You know when you write a word and it just looks weird? Bucket looks really weird to me right now.

Bucket 1:
- small chunks of text (ex: text message, tweet)
- photos ( ex: selfie on Snapchat, a brand’s post on Instagram)
- super short videos (ex: Vine)

Bucket 2:
- long form text (ex: articles, blogs)
- videos (ex: any video more than a few seconds long)

Notice that my division is not between personal and professional content, which I believe is a common category error. These are two different sets of media types, not two different sets of sources/creators.
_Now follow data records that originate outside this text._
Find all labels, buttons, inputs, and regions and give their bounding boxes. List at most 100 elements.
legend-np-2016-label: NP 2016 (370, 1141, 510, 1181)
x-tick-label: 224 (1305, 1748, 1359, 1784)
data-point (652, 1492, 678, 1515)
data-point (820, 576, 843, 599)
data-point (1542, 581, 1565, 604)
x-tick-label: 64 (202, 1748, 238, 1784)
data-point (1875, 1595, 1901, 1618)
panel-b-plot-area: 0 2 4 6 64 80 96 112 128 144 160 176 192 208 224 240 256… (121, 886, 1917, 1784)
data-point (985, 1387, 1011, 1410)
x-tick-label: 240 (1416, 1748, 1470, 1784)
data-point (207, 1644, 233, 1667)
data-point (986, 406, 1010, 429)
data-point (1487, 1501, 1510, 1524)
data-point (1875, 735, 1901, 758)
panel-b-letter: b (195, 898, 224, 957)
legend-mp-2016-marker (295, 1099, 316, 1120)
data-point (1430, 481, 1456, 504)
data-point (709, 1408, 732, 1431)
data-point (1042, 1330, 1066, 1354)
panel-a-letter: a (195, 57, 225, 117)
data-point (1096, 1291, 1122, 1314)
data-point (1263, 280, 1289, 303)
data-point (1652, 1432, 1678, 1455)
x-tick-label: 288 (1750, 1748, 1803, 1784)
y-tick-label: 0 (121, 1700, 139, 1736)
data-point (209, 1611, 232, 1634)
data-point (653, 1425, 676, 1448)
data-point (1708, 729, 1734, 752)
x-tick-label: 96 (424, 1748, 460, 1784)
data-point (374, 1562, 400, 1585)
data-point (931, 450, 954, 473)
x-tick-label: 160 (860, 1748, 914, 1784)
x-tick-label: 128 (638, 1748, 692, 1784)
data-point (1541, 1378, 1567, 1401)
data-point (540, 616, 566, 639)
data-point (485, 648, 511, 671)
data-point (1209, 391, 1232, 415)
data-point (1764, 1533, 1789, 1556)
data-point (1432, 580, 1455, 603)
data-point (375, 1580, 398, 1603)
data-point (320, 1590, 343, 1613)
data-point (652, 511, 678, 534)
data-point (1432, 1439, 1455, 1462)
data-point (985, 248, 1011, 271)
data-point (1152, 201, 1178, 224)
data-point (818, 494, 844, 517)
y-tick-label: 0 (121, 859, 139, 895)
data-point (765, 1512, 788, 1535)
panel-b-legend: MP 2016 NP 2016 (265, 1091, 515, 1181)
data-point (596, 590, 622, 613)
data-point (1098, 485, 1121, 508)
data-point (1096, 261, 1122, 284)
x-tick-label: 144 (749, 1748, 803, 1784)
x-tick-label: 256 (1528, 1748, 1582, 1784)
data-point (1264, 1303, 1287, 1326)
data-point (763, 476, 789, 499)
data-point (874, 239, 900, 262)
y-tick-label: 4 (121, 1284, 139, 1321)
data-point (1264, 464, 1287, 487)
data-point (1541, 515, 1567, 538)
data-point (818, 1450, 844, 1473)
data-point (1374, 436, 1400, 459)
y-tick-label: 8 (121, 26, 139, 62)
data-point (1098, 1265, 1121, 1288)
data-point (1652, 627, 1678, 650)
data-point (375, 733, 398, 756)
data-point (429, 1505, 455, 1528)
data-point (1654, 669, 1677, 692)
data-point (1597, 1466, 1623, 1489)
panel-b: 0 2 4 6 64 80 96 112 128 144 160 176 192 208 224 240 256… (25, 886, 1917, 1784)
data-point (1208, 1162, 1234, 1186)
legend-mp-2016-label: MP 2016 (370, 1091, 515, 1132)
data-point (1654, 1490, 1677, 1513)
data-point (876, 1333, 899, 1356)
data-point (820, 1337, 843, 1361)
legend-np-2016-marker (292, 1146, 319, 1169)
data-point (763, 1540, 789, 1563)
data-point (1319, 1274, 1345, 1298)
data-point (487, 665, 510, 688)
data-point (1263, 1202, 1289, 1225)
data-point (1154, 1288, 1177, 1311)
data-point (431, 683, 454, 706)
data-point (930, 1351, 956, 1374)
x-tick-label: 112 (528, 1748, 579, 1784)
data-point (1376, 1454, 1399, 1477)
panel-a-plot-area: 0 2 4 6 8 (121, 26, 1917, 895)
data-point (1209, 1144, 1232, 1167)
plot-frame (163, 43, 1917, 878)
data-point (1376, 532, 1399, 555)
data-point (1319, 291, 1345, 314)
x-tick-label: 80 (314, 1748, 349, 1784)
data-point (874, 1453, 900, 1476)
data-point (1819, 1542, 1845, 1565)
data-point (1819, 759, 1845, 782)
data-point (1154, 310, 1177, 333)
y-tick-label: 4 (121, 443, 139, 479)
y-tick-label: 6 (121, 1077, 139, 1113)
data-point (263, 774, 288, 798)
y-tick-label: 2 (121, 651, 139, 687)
As it turns out, Bucket 2 content is more typically created by professionals and Bucket 1 content is more typically created by amateurs, but obviously there are a million examples of the opposite being true, and it’s changing quickly.

Rather, the dividing line between the two buckets is how fast the content can be consumed. If it can be consumed in let’s say ≤ 10 sec., throw it in Bucket 1. If > 10 sec., then it goes in Bucket 2.

This is significant, because with Bucket 1 content, receiving the message is synonymous with consuming it. If I send you a photo, you both receive it and consume it at once.

However if I send you an article, you receive it, but it is not instantly consumed. Often the actual consumption is deferred because you don’t have the proper time or attention to give at the moment of receipt.

Deferred communication is fundamentally different than realtime or normal asynchronous communication, because there are three steps: send, receive, consume. Consuming the content can take a long time i.e. reading an article or watching a video. Whereas in the other models, receive and consume are a single step; the consumption is almost instantaneous.

When I look at the communication tech landscape, I see that most solutions treat all content the same. We use single aggregated services for both buckets of content (Gmail, Facebook, Twitter, WhatsApp, etc.).

But deferred communication is quite different, and as more tools crop up that acknowledge those differences, I believe there will be a significant shift in how we share content.